"Rubin leaves Citi on a low note" from the Wall Street Journal is clearly an understatement. Here is one of the alleged titans of our economy as Secretary of the Treasury in the Clinton administration, head of Goldman Sachs and adviser to the now very troubled Citi whom the taxpayers have injected with oodles of cash - and with them still having yesterday to part with a key asset to have the money on hand the Feds think they need.
Rubin, who bagged a cool $115 million for his bad advice - and told the Wall St. Journal in November that he could have earned a lot more elsewhere - says the following in his swan song letter to Citigroup:
The former Treasury secretary was credited with helping control two big financial crises during his time in Washington: the Mexican peso devaluation and the Asian financial meltdown. But he acknowledges that he underestimated the scale of the current financial crisis.
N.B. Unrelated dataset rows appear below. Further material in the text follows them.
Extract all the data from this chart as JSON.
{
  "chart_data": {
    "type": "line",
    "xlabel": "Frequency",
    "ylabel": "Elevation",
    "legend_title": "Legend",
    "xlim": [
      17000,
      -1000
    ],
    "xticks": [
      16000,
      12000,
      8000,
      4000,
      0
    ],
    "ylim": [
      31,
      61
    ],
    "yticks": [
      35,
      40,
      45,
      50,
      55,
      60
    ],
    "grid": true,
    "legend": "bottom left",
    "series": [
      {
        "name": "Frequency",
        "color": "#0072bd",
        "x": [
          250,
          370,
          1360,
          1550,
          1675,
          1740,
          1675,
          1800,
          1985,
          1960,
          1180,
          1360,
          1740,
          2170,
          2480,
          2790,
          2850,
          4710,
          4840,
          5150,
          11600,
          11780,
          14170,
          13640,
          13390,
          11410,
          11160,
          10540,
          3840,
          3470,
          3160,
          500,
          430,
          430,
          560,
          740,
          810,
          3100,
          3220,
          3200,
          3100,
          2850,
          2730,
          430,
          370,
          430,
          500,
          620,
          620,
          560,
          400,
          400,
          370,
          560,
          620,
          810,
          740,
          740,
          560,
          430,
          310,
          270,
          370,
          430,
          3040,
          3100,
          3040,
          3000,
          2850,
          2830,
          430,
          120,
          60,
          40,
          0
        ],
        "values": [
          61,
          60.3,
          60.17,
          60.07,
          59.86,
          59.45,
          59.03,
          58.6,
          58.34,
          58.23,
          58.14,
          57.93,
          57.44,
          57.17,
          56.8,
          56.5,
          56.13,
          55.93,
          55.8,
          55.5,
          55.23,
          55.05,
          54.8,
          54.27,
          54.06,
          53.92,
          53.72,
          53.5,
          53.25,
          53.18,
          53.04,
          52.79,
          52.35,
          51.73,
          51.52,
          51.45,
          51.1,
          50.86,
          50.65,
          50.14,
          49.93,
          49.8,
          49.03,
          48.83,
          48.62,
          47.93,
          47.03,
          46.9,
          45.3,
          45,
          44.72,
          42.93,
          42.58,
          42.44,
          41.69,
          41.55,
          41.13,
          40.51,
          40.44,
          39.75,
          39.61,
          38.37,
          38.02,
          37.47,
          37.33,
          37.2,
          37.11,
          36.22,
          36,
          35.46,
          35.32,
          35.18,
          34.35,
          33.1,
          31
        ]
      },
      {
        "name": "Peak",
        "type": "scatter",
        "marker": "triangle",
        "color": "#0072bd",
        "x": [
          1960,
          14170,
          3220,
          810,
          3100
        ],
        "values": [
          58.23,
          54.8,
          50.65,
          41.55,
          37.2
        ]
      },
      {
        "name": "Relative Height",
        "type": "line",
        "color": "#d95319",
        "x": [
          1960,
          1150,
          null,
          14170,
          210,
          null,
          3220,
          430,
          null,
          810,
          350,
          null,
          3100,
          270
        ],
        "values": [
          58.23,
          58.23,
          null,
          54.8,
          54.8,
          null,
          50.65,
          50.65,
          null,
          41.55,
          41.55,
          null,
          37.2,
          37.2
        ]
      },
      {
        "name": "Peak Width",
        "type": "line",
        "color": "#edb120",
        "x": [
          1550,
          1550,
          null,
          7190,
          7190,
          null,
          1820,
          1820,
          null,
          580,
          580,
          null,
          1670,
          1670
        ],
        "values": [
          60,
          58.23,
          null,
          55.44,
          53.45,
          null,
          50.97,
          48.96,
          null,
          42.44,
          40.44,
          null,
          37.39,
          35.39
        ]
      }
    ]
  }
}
In his resignation letter to Citigroup Chief Executive Vikram Pandit, Mr. Rubin wrote that his "great regret is that I and so many of us who have been involved in this industry for so long did not recognize the serious possibility of the extreme circumstances that the financial system faces today."Mr. Rubin, who most recently served as a Citigroup director and senior counselor, was also an economic adviser to Barack Obama's campaign. He wrote in his resignation letter that he wants "to intensify my engagement with public policy."
He could start by returning some of his undeserved pay and could reconsider the role of advisers who have no responsibility in advisory capacities at big financial houses.